Gary Moratz / Roundup

More than 50 resolutions that could impact community colleges throughout California were up for discussion and debate recently.

The Student Senate for California Community Colleges had their annual Spring Assembly in San Diego May 1-3 at the Doubletree Hotel.

Resolutions are divided into different classifications and can affect issues such as academic freedom, financial aid and student services, to name a few.

A delegate from each college has one vote for each resolution, but can discuss it with the students who attend the conference with the delegate prior to casting their vote.

The SSCCC has all 21 topics listed and the resolutions that were voted on will be posted on their Web site so anyone can see what passed and which ones failed.

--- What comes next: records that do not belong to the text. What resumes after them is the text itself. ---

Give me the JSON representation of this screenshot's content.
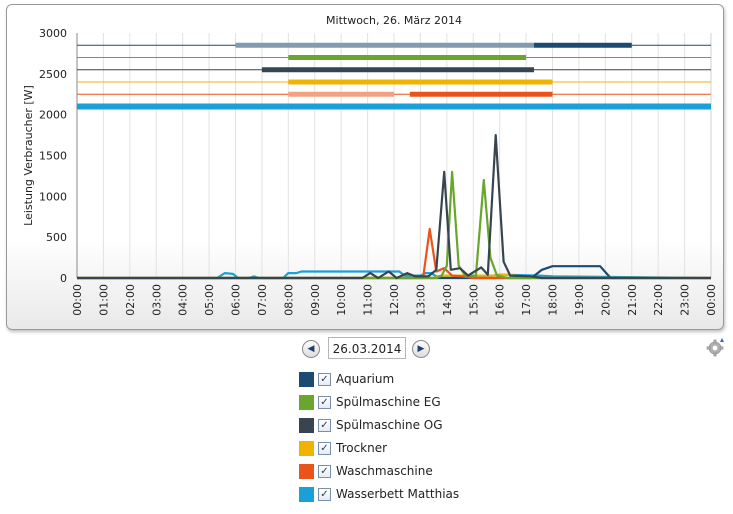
{
  "chart_data": {
    "type": "line",
    "title": "Mittwoch, 26. März 2014",
    "ylabel": "Leistung Verbraucher [W]",
    "xlabel": "",
    "ylim": [
      0,
      3000
    ],
    "yticks": [
      "0",
      "500",
      "1000",
      "1500",
      "2000",
      "2500",
      "3000"
    ],
    "xticks": [
      "00:00",
      "01:00",
      "02:00",
      "03:00",
      "04:00",
      "05:00",
      "06:00",
      "07:00",
      "08:00",
      "09:00",
      "10:00",
      "11:00",
      "12:00",
      "13:00",
      "14:00",
      "15:00",
      "16:00",
      "17:00",
      "18:00",
      "19:00",
      "20:00",
      "21:00",
      "22:00",
      "23:00",
      "00:00"
    ],
    "grid": "vertical",
    "series": [
      {
        "name": "Aquarium",
        "color": "#1b4a72",
        "points": [
          [
            0,
            0
          ],
          [
            17.2,
            0
          ],
          [
            17.6,
            100
          ],
          [
            18,
            145
          ],
          [
            19.8,
            145
          ],
          [
            20.2,
            0
          ],
          [
            24,
            0
          ]
        ]
      },
      {
        "name": "Spülmaschine EG",
        "color": "#6aa52c",
        "points": [
          [
            0,
            0
          ],
          [
            13.6,
            0
          ],
          [
            13.8,
            30
          ],
          [
            14,
            150
          ],
          [
            14.2,
            1300
          ],
          [
            14.45,
            150
          ],
          [
            14.7,
            30
          ],
          [
            15.1,
            30
          ],
          [
            15.4,
            1200
          ],
          [
            15.65,
            250
          ],
          [
            15.9,
            30
          ],
          [
            16.3,
            0
          ],
          [
            24,
            0
          ]
        ]
      },
      {
        "name": "Spülmaschine OG",
        "color": "#36454f",
        "points": [
          [
            0,
            0
          ],
          [
            10.8,
            0
          ],
          [
            11.1,
            60
          ],
          [
            11.4,
            0
          ],
          [
            11.8,
            80
          ],
          [
            12.1,
            0
          ],
          [
            12.5,
            60
          ],
          [
            12.8,
            20
          ],
          [
            13.3,
            20
          ],
          [
            13.6,
            100
          ],
          [
            13.9,
            1300
          ],
          [
            14.15,
            100
          ],
          [
            14.5,
            120
          ],
          [
            14.8,
            30
          ],
          [
            15.3,
            130
          ],
          [
            15.55,
            40
          ],
          [
            15.85,
            1750
          ],
          [
            16.15,
            200
          ],
          [
            16.4,
            30
          ],
          [
            17.2,
            20
          ],
          [
            17.6,
            0
          ],
          [
            24,
            0
          ]
        ]
      },
      {
        "name": "Trockner",
        "color": "#f0b400",
        "points": [
          [
            0,
            0
          ],
          [
            13.5,
            0
          ],
          [
            13.8,
            30
          ],
          [
            15.8,
            30
          ],
          [
            16.3,
            40
          ],
          [
            17.3,
            0
          ],
          [
            24,
            0
          ]
        ]
      },
      {
        "name": "Waschmaschine",
        "color": "#e8541a",
        "points": [
          [
            0,
            0
          ],
          [
            13.1,
            0
          ],
          [
            13.35,
            600
          ],
          [
            13.6,
            80
          ],
          [
            13.9,
            120
          ],
          [
            14.2,
            30
          ],
          [
            14.6,
            20
          ],
          [
            15,
            0
          ],
          [
            24,
            0
          ]
        ]
      },
      {
        "name": "Wasserbett Matthias",
        "color": "#1aa0d8",
        "points": [
          [
            0,
            0
          ],
          [
            5.3,
            0
          ],
          [
            5.6,
            60
          ],
          [
            5.9,
            50
          ],
          [
            6.1,
            0
          ],
          [
            6.5,
            0
          ],
          [
            6.7,
            20
          ],
          [
            6.9,
            0
          ],
          [
            7.8,
            0
          ],
          [
            8,
            60
          ],
          [
            8.3,
            60
          ],
          [
            8.5,
            80
          ],
          [
            11.8,
            80
          ],
          [
            12.2,
            80
          ],
          [
            12.4,
            30
          ],
          [
            13,
            30
          ],
          [
            13.2,
            60
          ],
          [
            13.4,
            60
          ],
          [
            13.6,
            20
          ],
          [
            15.5,
            20
          ],
          [
            16,
            40
          ],
          [
            17.5,
            30
          ],
          [
            18,
            20
          ],
          [
            24,
            0
          ]
        ]
      }
    ],
    "timelines": [
      {
        "name": "Aquarium",
        "color": "#1b4a72",
        "y": 2850,
        "segments": [
          [
            6,
            17.3,
            "light"
          ],
          [
            17.3,
            21,
            "dark"
          ]
        ]
      },
      {
        "name": "Spülmaschine EG",
        "color": "#6aa52c",
        "y": 2700,
        "segments": [
          [
            8,
            17,
            "dark"
          ]
        ]
      },
      {
        "name": "Spülmaschine OG",
        "color": "#36454f",
        "y": 2550,
        "segments": [
          [
            7,
            17.3,
            "dark"
          ]
        ]
      },
      {
        "name": "Trockner",
        "color": "#f0b400",
        "y": 2400,
        "segments": [
          [
            8,
            18,
            "dark"
          ]
        ]
      },
      {
        "name": "Waschmaschine",
        "color": "#e8541a",
        "y": 2250,
        "segments": [
          [
            8,
            12,
            "light"
          ],
          [
            12.6,
            18,
            "dark"
          ]
        ]
      },
      {
        "name": "Wasserbett Matthias",
        "color": "#1aa0d8",
        "y": 2100,
        "segments": [
          [
            0,
            24,
            "dark"
          ]
        ]
      }
    ]
  },
  "date_nav": {
    "date": "26.03.2014",
    "prev_icon": "triangle-left-icon",
    "next_icon": "triangle-right-icon"
  },
  "legend": {
    "items": [
      {
        "label": "Aquarium",
        "color": "#1b4a72"
      },
      {
        "label": "Spülmaschine EG",
        "color": "#6aa52c"
      },
      {
        "label": "Spülmaschine OG",
        "color": "#36454f"
      },
      {
        "label": "Trockner",
        "color": "#f0b400"
      },
      {
        "label": "Waschmaschine",
        "color": "#e8541a"
      },
      {
        "label": "Wasserbett Matthias",
        "color": "#1aa0d8"
      }
    ]
  },
  "settings_icon": "gear-icon"
}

Conferences have breakout sessions that cover a wide range of topics to better educate student government members on how to conduct meetings, write resolutions, public speaking skills and other issues related to governance.

“It’s been a fascinating experience, you learn a lot at these assemblies,” said Navid Shaghaghi, interclub council chairperson for San Joaquin Delta College.

Voting for “senators-at-large” and “region representatives” takes place during the spring session. Rachel Richards from Santa Monica College was one of the senators-at-large elected to represent Region VII.

“The elections were exciting,” Richards said. “That’s what I was focused on this whole time.”

The SSCCC assembly takes place twice a year, in the spring and fall. The spring assembly takes place in the San Diego area and the fall assembly in San Jose. There are 109 colleges and 72 districts comprising the California Community College system, which represents 2.6 million students.

Policy is set by the Board of Governors, which has 17 members appointed by the state governor. These members formally interact with state and federal officials along with other state organizations that deal with community college issues.

There are 10 senators at the state level who are voted in by delegates to represent the 109 community colleges. Delegates are typically the Associated Students Organization presidents, or another ASO member the president appoints.

Senators-at-large help the BOG participate with legislature on local, state and federal levels.

“Majoring in law will help me when I participate with legislation,” said Sheila Dharod, a student and delegate of Los Angeles City College. “That’s why I’m running for state senator; I want to give the students of California a voice for important topics.”